O economista argumenta que a falta de governança se deve a limites dos próprios sistemas políticos desses países. “São questões ligadas ao desenho do sistema político, um sistema onde se tem presidencialismo, com um número muito grande de partidos, com regras eleitorais pouco apropriadas para se fazer decisões de longo prazo, bem ancoradas em uma visão que seja favorável para investimento”, afirma. “Com 25 partidos fica difícil se organizar para tomar decisões que vão dar um resultado a médio prazo e longo prazo, e isso faz muita falta não só no Brasil, mas em toda a região.”
O relatório destaca que os problemas se agravaram com os choques globais recentes, como a covid-19, mas afirma que o mal-estar da América Latina não é novo.
“A tendência de crescimento tem sido fraca há muito tempo e parece ter enfraquecido ainda mais com a pandemia”, diz o texto ao ressaltar que acumulação de capital e certas melhorias de produtividade nos últimos 30 anos mal contribuíram para o crescimento.

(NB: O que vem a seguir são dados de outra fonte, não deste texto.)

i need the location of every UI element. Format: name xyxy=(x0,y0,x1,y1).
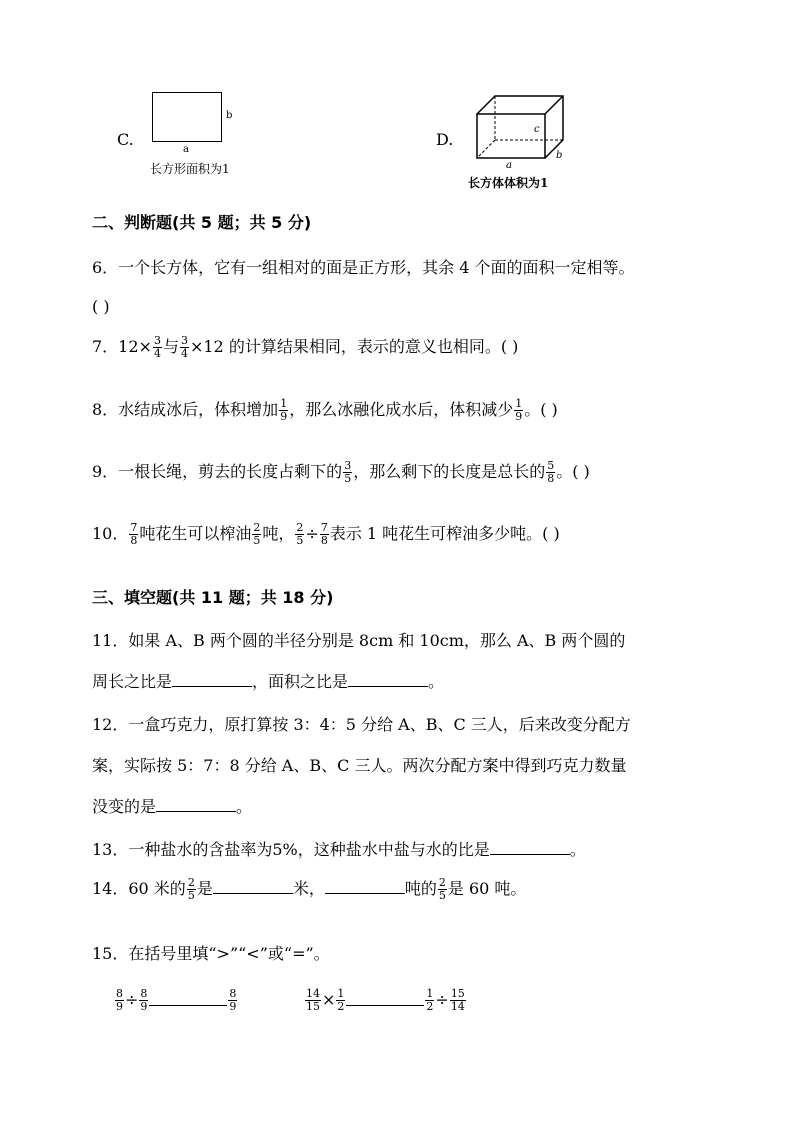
fraction: $\frac{15}{14}$ xyxy=(450,987,465,1013)
cuboid-figure xyxy=(470,92,570,164)
answer-blank[interactable] xyxy=(213,879,293,894)
fraction: $\frac{3}{5}$ xyxy=(344,459,352,485)
rectangle-figure xyxy=(152,92,222,142)
fraction: $\frac{1}{9}$ xyxy=(515,397,523,423)
question-10: 10． $\frac{7}{8}$ 吨花生可以榨油 $\frac{2}{5}$ 吨， $\frac{2}{5}$ ÷ $\frac{7}{8}$ 表示 1 吨花生可榨油多少吨。( ) xyxy=(92,521,560,547)
answer-blank[interactable] xyxy=(348,672,428,687)
question-11-line2: 周长之比是 ，面积之比是 。 xyxy=(92,672,445,691)
compare-blank[interactable] xyxy=(149,995,227,1006)
fraction: $\frac{2}{5}$ xyxy=(253,521,261,547)
fraction: $\frac{2}{5}$ xyxy=(296,521,304,547)
answer-blank[interactable] xyxy=(490,840,570,855)
cuboid-edge-a: a xyxy=(506,160,512,171)
question-14: 14．60 米的 $\frac{2}{5}$ 是 米， 吨的 $\frac{2}{5}$ 是 60 吨。 xyxy=(92,876,527,902)
answer-blank[interactable] xyxy=(325,879,405,894)
fraction: $\frac{1}{9}$ xyxy=(280,397,288,423)
question-12-line3: 没变的是 。 xyxy=(92,797,253,816)
fraction: $\frac{1}{2}$ xyxy=(337,987,345,1013)
answer-blank[interactable] xyxy=(156,797,236,812)
compare-blank[interactable] xyxy=(346,995,424,1006)
question-8: 8．水结成冰后，体积增加 $\frac{1}{9}$ ，那么冰融化成水后，体积减少 $\frac{1}{9}$ 。( ) xyxy=(92,397,558,423)
option-c-caption: 长方形面积为1 xyxy=(150,162,230,176)
question-13: 13．一种盐水的含盐率为5%，这种盐水中盐与水的比是 。 xyxy=(92,840,586,859)
section-2-title: 二、判断题(共 5 题；共 5 分) xyxy=(92,213,312,232)
fraction: $\frac{2}{5}$ xyxy=(187,876,195,902)
question-12-line1: 12．一盒巧克力，原打算按 3：4：5 分给 A、B、C 三人，后来改变分配方 xyxy=(92,715,631,734)
question-6-paren: ( ) xyxy=(92,297,110,316)
cuboid-edge-c: c xyxy=(534,124,540,135)
fraction: $\frac{8}{9}$ xyxy=(229,987,237,1013)
compare-expression-2: $\frac{14}{15}$ × $\frac{1}{2}$ $\frac{1}{2}$ ÷ $\frac{15}{14}$ xyxy=(306,987,465,1013)
option-c-label: C. xyxy=(117,130,134,149)
question-6: 6．一个长方体，它有一组相对的面是正方形，其余 4 个面的面积一定相等。 xyxy=(92,258,635,277)
section-3-title: 三、填空题(共 11 题；共 18 分) xyxy=(92,588,334,607)
rect-side-b: b xyxy=(226,110,233,121)
fraction: $\frac{3}{4}$ xyxy=(153,334,161,360)
fraction: $\frac{1}{2}$ xyxy=(426,987,434,1013)
question-11-line1: 11．如果 A、B 两个圆的半径分别是 8cm 和 10cm，那么 A、B 两个圆的 xyxy=(92,631,626,650)
option-d-caption: 长方体体积为1 xyxy=(468,176,549,190)
answer-blank[interactable] xyxy=(172,672,252,687)
fraction: $\frac{2}{5}$ xyxy=(438,876,446,902)
question-15: 15．在括号里填“>”“<”或“=”。 xyxy=(92,944,330,963)
option-d-label: D. xyxy=(436,130,454,149)
fraction: $\frac{7}{8}$ xyxy=(320,521,328,547)
question-7: 7．12× $\frac{3}{4}$ 与 $\frac{3}{4}$ ×12 的计算结果相同，表示的意义也相同。( ) xyxy=(92,334,519,360)
fraction: $\frac{8}{9}$ xyxy=(140,987,148,1013)
question-9: 9．一根长绳，剪去的长度占剩下的 $\frac{3}{5}$ ，那么剩下的长度是总长的 $\frac{5}{8}$ 。( ) xyxy=(92,459,590,485)
rect-side-a: a xyxy=(183,144,189,155)
fraction: $\frac{14}{15}$ xyxy=(306,987,320,1013)
fraction: $\frac{7}{8}$ xyxy=(130,521,138,547)
cuboid-edge-b: b xyxy=(556,150,563,161)
compare-expression-1: $\frac{8}{9}$ ÷ $\frac{8}{9}$ $\frac{8}{9}$ xyxy=(116,987,237,1013)
fraction: $\frac{8}{9}$ xyxy=(116,987,123,1013)
fraction: $\frac{5}{8}$ xyxy=(547,459,555,485)
fraction: $\frac{3}{4}$ xyxy=(180,334,188,360)
question-12-line2: 案，实际按 5：7：8 分给 A、B、C 三人。两次分配方案中得到巧克力数量 xyxy=(92,756,627,775)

O documento lembra que, em contraposição à América Latina, países de tamanho semelhantes cresceram mais que o dobro do Brasil desde os anos 1970. “Os anos de escolaridade mostram ganhos importantes em ambos os grupos, mas os pares apresentam níveis mais elevados de investimento e um crescimento mais rápido da produtividade”, diz o texto.
O grupo de trabalho avalia que, embora os países latino-americanos compartilhem desafios, tratam-se de casos muito diferentes, refletidos em quatro síndromes distintas de baixo crescimento.

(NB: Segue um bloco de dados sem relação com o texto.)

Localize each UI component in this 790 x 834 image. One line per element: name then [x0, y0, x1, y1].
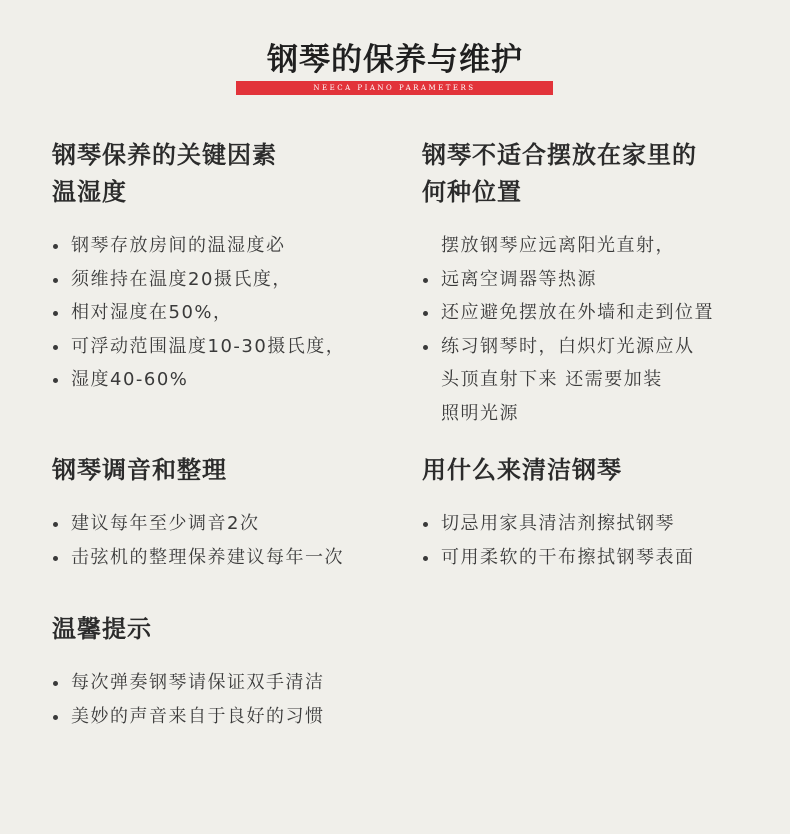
list-item: 可浮动范围温度10-30摄氏度，	[52, 330, 345, 364]
list-item: 钢琴存放房间的温湿度必	[52, 229, 345, 263]
list-item: 击弦机的整理保养建议每年一次	[52, 541, 344, 575]
item-list	[52, 507, 344, 574]
section-tuning	[52, 452, 344, 574]
section-title-line: 用什么来清洁钢琴	[422, 456, 622, 484]
section-title-line: 钢琴不适合摆放在家里的	[422, 141, 697, 169]
list-item: 远离空调器等热源	[422, 263, 714, 297]
section-title-line: 温湿度	[52, 178, 127, 206]
section-humidity	[52, 137, 345, 397]
section-title	[52, 452, 344, 489]
section-cleaning	[422, 452, 695, 574]
section-title	[52, 137, 345, 211]
item-list	[422, 229, 714, 430]
item-list	[52, 229, 345, 397]
section-tips	[52, 611, 325, 733]
list-item: 须维持在温度20摄氏度，	[52, 263, 345, 297]
section-title	[422, 137, 714, 211]
list-item: 还应避免摆放在外墙和走到位置	[422, 296, 714, 330]
list-item: 湿度40-60%	[52, 363, 345, 397]
list-item: 头顶直射下来 还需要加装	[441, 369, 663, 390]
section-title-line: 钢琴保养的关键因素	[52, 141, 277, 169]
list-item: 相对湿度在50%，	[52, 296, 345, 330]
list-item: 摆放钢琴应远离阳光直射，	[441, 235, 675, 256]
section-title-line: 何种位置	[422, 178, 522, 206]
list-item: 美妙的声音来自于良好的习惯	[52, 700, 325, 734]
subtitle-banner: NEECA PIANO PARAMETERS	[236, 81, 553, 95]
list-item: 照明光源	[441, 402, 519, 424]
section-placement	[422, 137, 714, 430]
item-list	[52, 666, 325, 733]
section-title-line: 温馨提示	[52, 615, 152, 643]
list-item: 建议每年至少调音2次	[52, 507, 344, 541]
section-title	[52, 611, 325, 648]
page-title: 钢琴的保养与维护	[267, 42, 523, 78]
section-title	[422, 452, 695, 489]
list-item: 可用柔软的干布擦拭钢琴表面	[422, 541, 695, 575]
list-item: 每次弹奏钢琴请保证双手清洁	[52, 666, 325, 700]
list-item: 练习钢琴时，白炽灯光源应从	[422, 330, 714, 364]
list-item: 切忌用家具清洁剂擦拭钢琴	[422, 507, 695, 541]
section-title-line: 钢琴调音和整理	[52, 456, 227, 484]
item-list	[422, 507, 695, 574]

A primeira diz respeito a países com instabilidade macro endêmica, como Argentina, Equador e Venezuela. Esses países sofrem com episódios de hiperinflação, crescimento volátil e problemas de sustentabilidade da dívida.
A segunda síndrome inclui Chile, Colômbia, Peru e Uruguai. “Apesar de terem alcançado a estabilidade macroeconômica, registraram ao longo do tempo um declínio no crescimento”, diz o texto. “As falhas do mercado e do governo, bem como a escassez de projetos de investimento privado de elevado retorno, contribuíram plausivelmente para o acentuado abrandamento do crescimento experimentado por esses países.”
A terceira síndrome se refere ao México, que viveu um “paradoxo de crescimento”: o país teve mais de duas décadas de estabilidade macroeconômica, desenvolveu um setor industrial sofisticado, mas viu seu crescimento estagnar.
A quarta síndrome diz respeito ao Brasil, que teve um forte crescimento antes da década de 1980, mas, desde então, tem apresentado um “desempenho medíocre”.
“Os déficits orçamentais endêmicos, as elevadas taxas de juro reais e as baixas poupanças nacionais constituem grandes restrições ao crescimento sustentado”, observa o think tank.
Desigualdade, populismo e polarização, ressalta, dificultam os ajustes fiscais necessários.
“O Brasil vinha crescendo a um certo ritmo, mas houve imensa desaceleração mais recentemente. O PIB per capita do Brasil como proporção do per capita americano de 1980 a 2019 caiu 30%, quando deveria ter subido, no mínimo, 30%. Deveria ter sido, mas não subiu. E vamos repetir isso? Esse, para mim, é o drama da nossa história”, diz Arminio.
No curto prazo, ele prevê, o Brasil dificilmente terá uma retomada sustentável, em parte porque há “certa obsessão com ideias comprovadamente erradas”, afirma Arminio. “Fora a reforma tributária e parte do arcabouço, a independência do Banco Central foi atacada, assim como o marco do saneamento e a maneira como estatais são administradas. Falou-se em desfazer pedaços da reforma da Previdência, em revisar leis trabalhistas”, conclui.